Wenn der Eigentümer gegenüber dem Grundbuchamt sein Eigentümerrecht am Grundstück schriftlich aufgegeben hat, handelt es sich um ein herrenloses Grundstück, das sich jeder aneignen kann, der es haben will. Ich kenne da einige "Spezialisten", die die Grundbuchämter abklappern und sich die Grundbuchbezeichnungen herrenloser Gründstücke geben lassen.

Es reicht dann ein kurzer formloser Antrag mit notarieller Unterschriftsbeglaubigung beim Grundbuchamt, dass man sich das herrenlose Grundstück aneignet und als neuer Eigentümer in das Grundbuch einzutragen ist.

Das geht natürlich nur dann, wenn das Grundstück nicht bereits an den Fiskus durch Aneignung gefallen ist und im Grundbuch der Vermerk steht, dass der Eigentümer sein Recht am Grundstück aufgegeben hat. Beim Grundbuchamt mußt ein Schreiben des Fiskus vorliegen, dass er auf die Aneignung verzichtet.

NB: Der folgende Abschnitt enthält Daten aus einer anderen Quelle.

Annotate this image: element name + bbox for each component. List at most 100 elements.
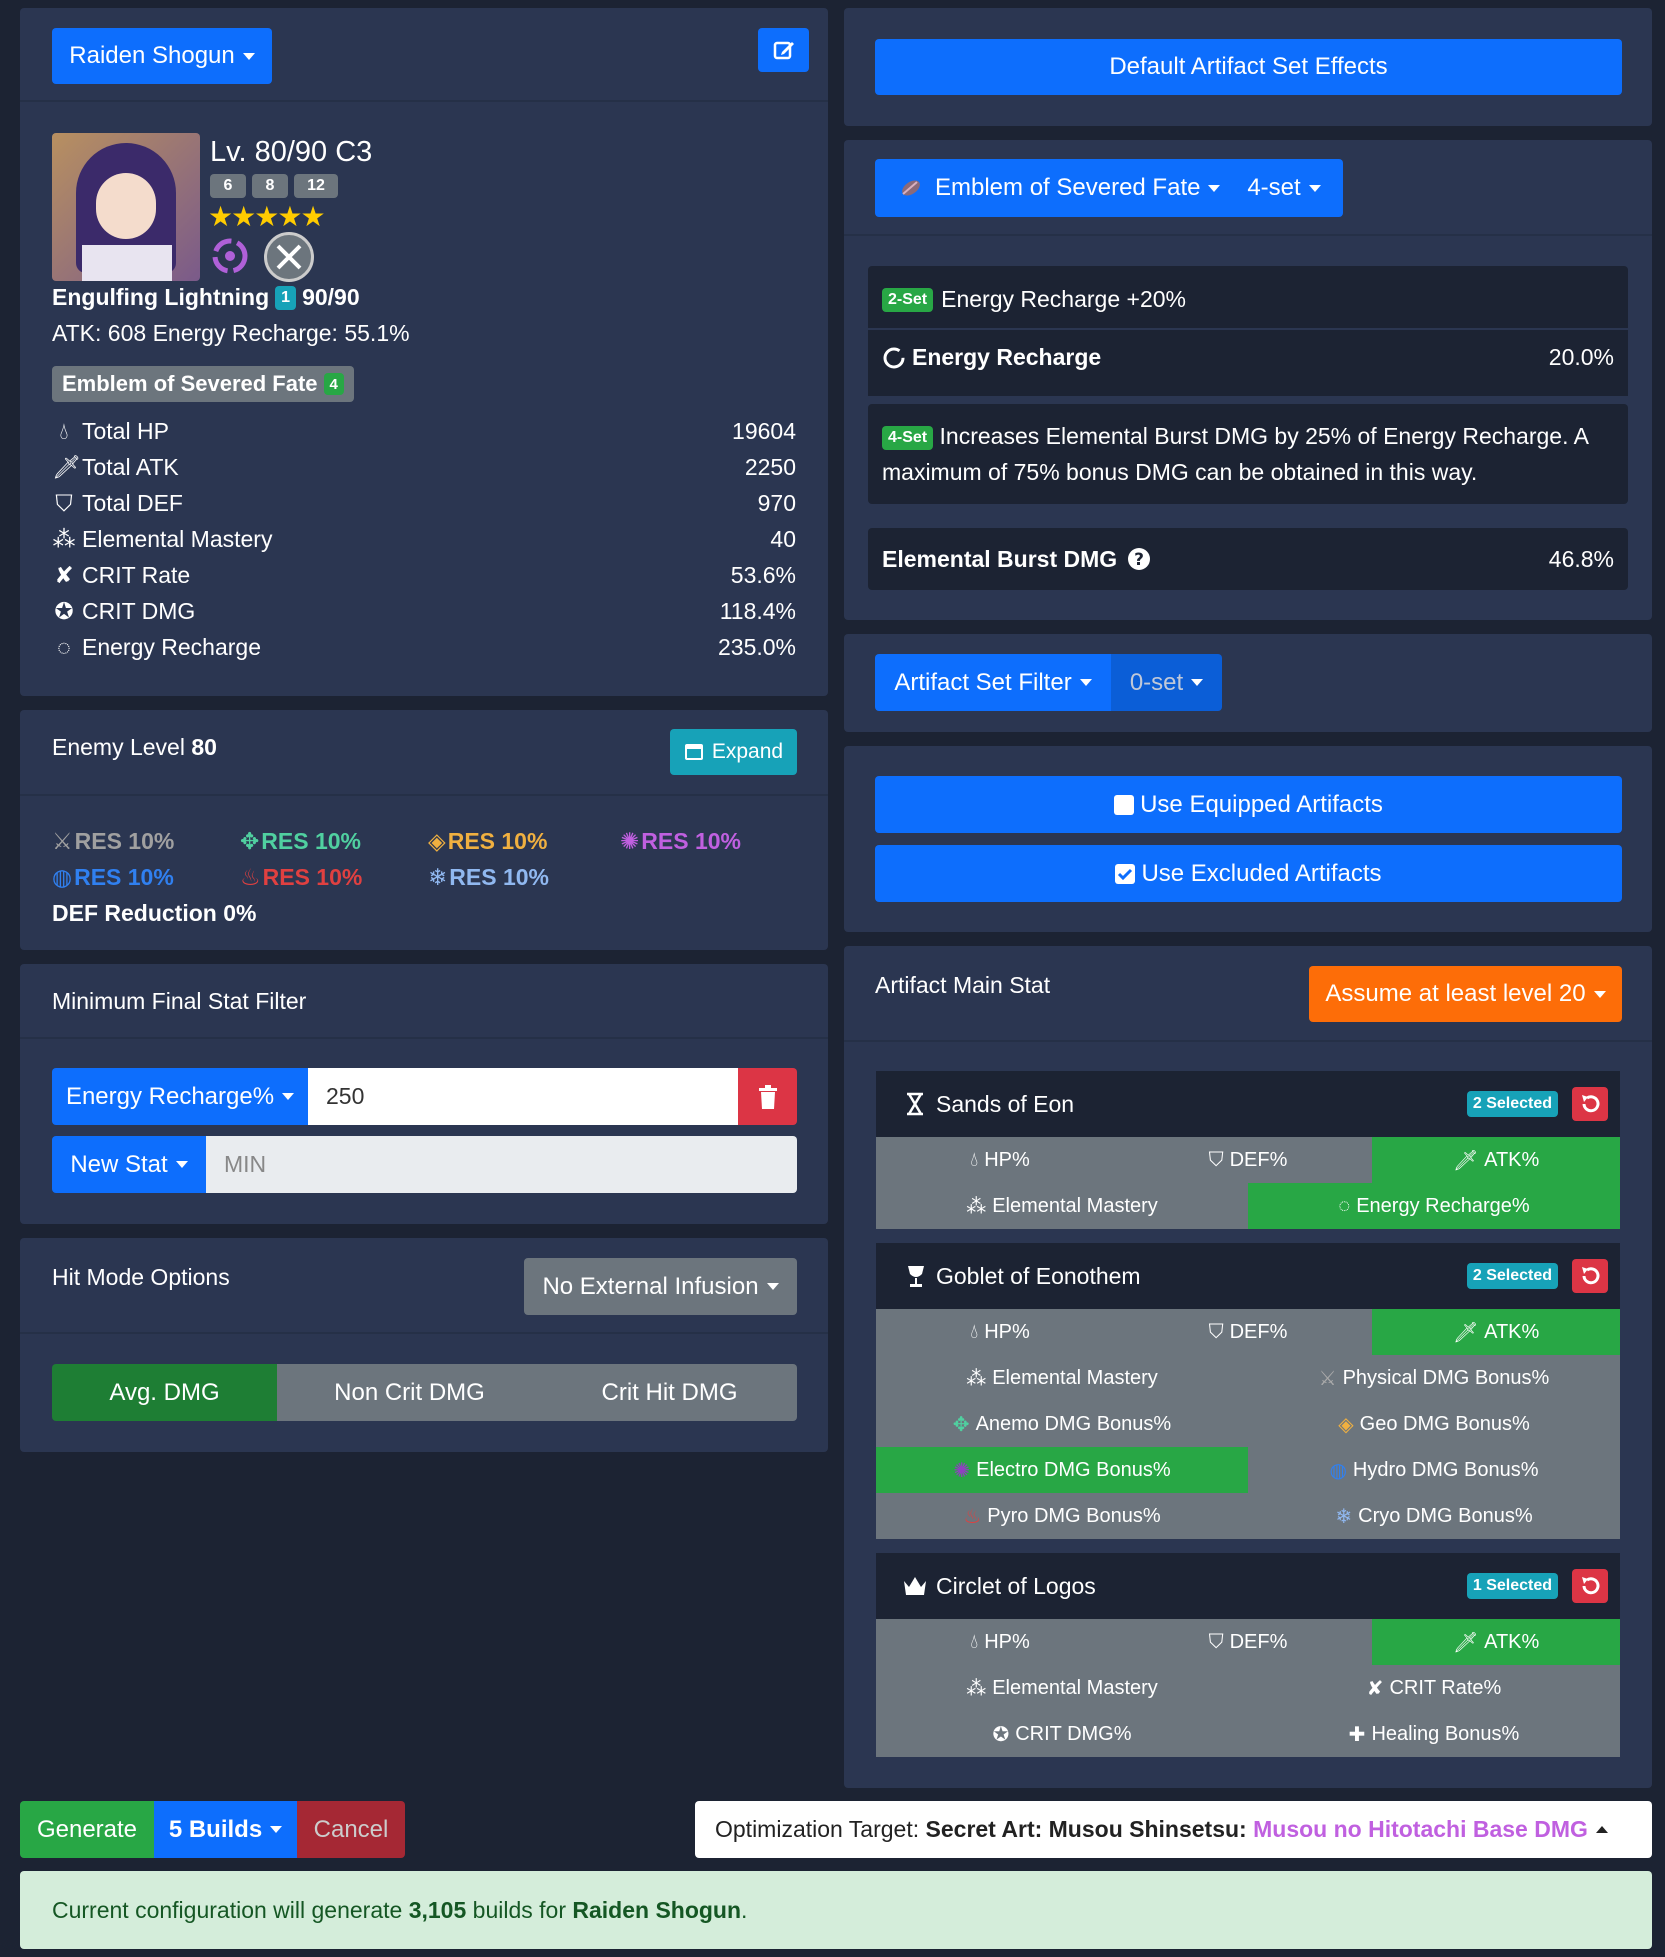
character-portrait [52, 133, 200, 281]
stat-row-total-atk: 🗡︎ Total ATK 2250 [52, 454, 796, 481]
optimization-target-button[interactable]: Optimization Target: Secret Art: Musou S… [695, 1801, 1652, 1858]
builds-count-button[interactable]: 5 Builds [154, 1801, 297, 1858]
artifact-set-filter-button[interactable]: Artifact Set Filter [875, 654, 1111, 711]
stat-row-crit-dmg: ✪ CRIT DMG 118.4% [52, 598, 796, 625]
artifact-set-count: 4 [323, 373, 344, 395]
circlet-option-hp[interactable]: 💧︎ HP% [876, 1619, 1124, 1665]
circlet-option-healing[interactable]: ✚ Healing Bonus% [1248, 1711, 1620, 1757]
circlet-option-em[interactable]: ⁂ Elemental Mastery [876, 1665, 1248, 1711]
hit-mode-title: Hit Mode Options [52, 1264, 230, 1290]
infusion-select-button[interactable]: No External Infusion [524, 1258, 797, 1315]
resistance-pyro[interactable]: ♨ RES 10% [240, 864, 362, 891]
edit-icon [773, 41, 794, 60]
goblet-option-physical[interactable]: ⚔︎ Physical DMG Bonus% [1248, 1355, 1620, 1401]
character-select-button[interactable]: Raiden Shogun [52, 28, 272, 84]
two-set-header: 2-Set Energy Recharge +20% [882, 286, 1186, 313]
atk-icon: 🗡︎ [1452, 1321, 1479, 1344]
cancel-button[interactable]: Cancel [297, 1801, 405, 1858]
goblet-option-atk[interactable]: 🗡︎ ATK% [1372, 1309, 1620, 1355]
stat-value: 40 [770, 526, 796, 552]
hit-mode-noncrit-button[interactable]: Non Crit DMG [277, 1364, 542, 1421]
two-set-effect: 2-Set Energy Recharge +20% Energy Rechar… [868, 266, 1628, 396]
chevron-down-icon [1079, 679, 1092, 686]
set-filter-count-button[interactable]: 0-set [1111, 654, 1222, 711]
talent-burst-badge: 12 [294, 174, 338, 198]
edit-character-button[interactable] [758, 28, 809, 72]
stat-value: 2250 [744, 454, 796, 480]
weapon-icon [264, 232, 314, 282]
stat-select-button[interactable]: Energy Recharge% [52, 1068, 308, 1125]
goblet-option-def[interactable]: ⛉ DEF% [1124, 1309, 1372, 1355]
goblet-option-electro[interactable]: ✺ Electro DMG Bonus% [876, 1447, 1248, 1493]
artifact-set-badge: Emblem of Severed Fate 4 [52, 366, 354, 402]
hit-mode-avg-button[interactable]: Avg. DMG [52, 1364, 277, 1421]
four-set-effect: 4-Set Increases Elemental Burst DMG by 2… [868, 404, 1628, 504]
chevron-down-icon [242, 52, 255, 60]
new-stat-button[interactable]: New Stat [52, 1136, 206, 1193]
resistance-electro[interactable]: ✺ RES 10% [620, 828, 741, 855]
anemo-icon: ✥ [952, 1413, 970, 1436]
star-icon: ★ [254, 201, 279, 232]
hit-mode-crit-button[interactable]: Crit Hit DMG [542, 1364, 797, 1421]
enemy-expand-button[interactable]: Expand [670, 729, 797, 775]
anemo-icon: ✥ [240, 828, 260, 854]
resistance-geo[interactable]: ◈ RES 10% [428, 828, 547, 855]
goblet-option-cryo[interactable]: ❄ Cryo DMG Bonus% [1248, 1493, 1620, 1539]
weapon-name: Engulfing Lightning [52, 284, 270, 310]
stat-label: Elemental Mastery [82, 526, 273, 552]
goblet-option-hydro[interactable]: ◍ Hydro DMG Bonus% [1248, 1447, 1620, 1493]
circlet-option-crit-rate[interactable]: ✘ CRIT Rate% [1248, 1665, 1620, 1711]
resistance-anemo[interactable]: ✥ RES 10% [240, 828, 361, 855]
energy-recharge-icon [883, 347, 905, 368]
circlet-option-def[interactable]: ⛉ DEF% [1124, 1619, 1372, 1665]
sands-option-hp[interactable]: 💧︎ HP% [876, 1137, 1124, 1183]
burst-dmg-row: Elemental Burst DMG ? 46.8% [868, 528, 1628, 590]
stat-label: Total HP [82, 418, 169, 444]
goblet-option-hp[interactable]: 💧︎ HP% [876, 1309, 1124, 1355]
stat-label: CRIT Rate [82, 562, 191, 588]
star-icon: ★ [208, 201, 233, 232]
goblet-option-em[interactable]: ⁂ Elemental Mastery [876, 1355, 1248, 1401]
circlet-reset-button[interactable] [1572, 1569, 1608, 1603]
goblet-reset-button[interactable] [1572, 1259, 1608, 1293]
sands-option-def[interactable]: ⛉ DEF% [1124, 1137, 1372, 1183]
resistance-cryo[interactable]: ❄ RES 10% [428, 864, 549, 891]
delete-stat-button[interactable] [738, 1068, 797, 1125]
healing-icon: ✚ [1348, 1723, 1366, 1746]
energy-recharge-icon: ◌ [57, 634, 71, 660]
use-excluded-toggle[interactable]: Use Excluded Artifacts [875, 845, 1622, 902]
checked-box-icon [1115, 863, 1136, 884]
resistance-hydro[interactable]: ◍ RES 10% [52, 864, 174, 891]
goblet-option-pyro[interactable]: ♨ Pyro DMG Bonus% [876, 1493, 1248, 1539]
help-icon[interactable]: ? [1127, 547, 1151, 571]
talent-skill-badge: 8 [252, 174, 288, 198]
default-set-effects-button[interactable]: Default Artifact Set Effects [875, 39, 1622, 95]
hourglass-icon [907, 1092, 923, 1116]
weapon-level: 90/90 [302, 284, 360, 310]
use-equipped-toggle[interactable]: Use Equipped Artifacts [875, 776, 1622, 833]
new-stat-min-input[interactable]: MIN [206, 1136, 797, 1193]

Also ran an die Buletten, mit Rechtspfleger sprechen und Du bist demnächst Grundstückseigentümer für kleines Geld (Eintragungsgebühren). Die Eintragung erfolgt im Grundbuch ohne steuerliche Unbedenklichkeitsbescheinigung.

(Münchener Kommentar zum BGB/Kanzleiter, Rdnr. 12 zu § 928 / BGH, DNotZ 1990, 292).
Oder Schöner/Stöber Grundbuchrecht 13. Auflage Rd-Nr.: 1033.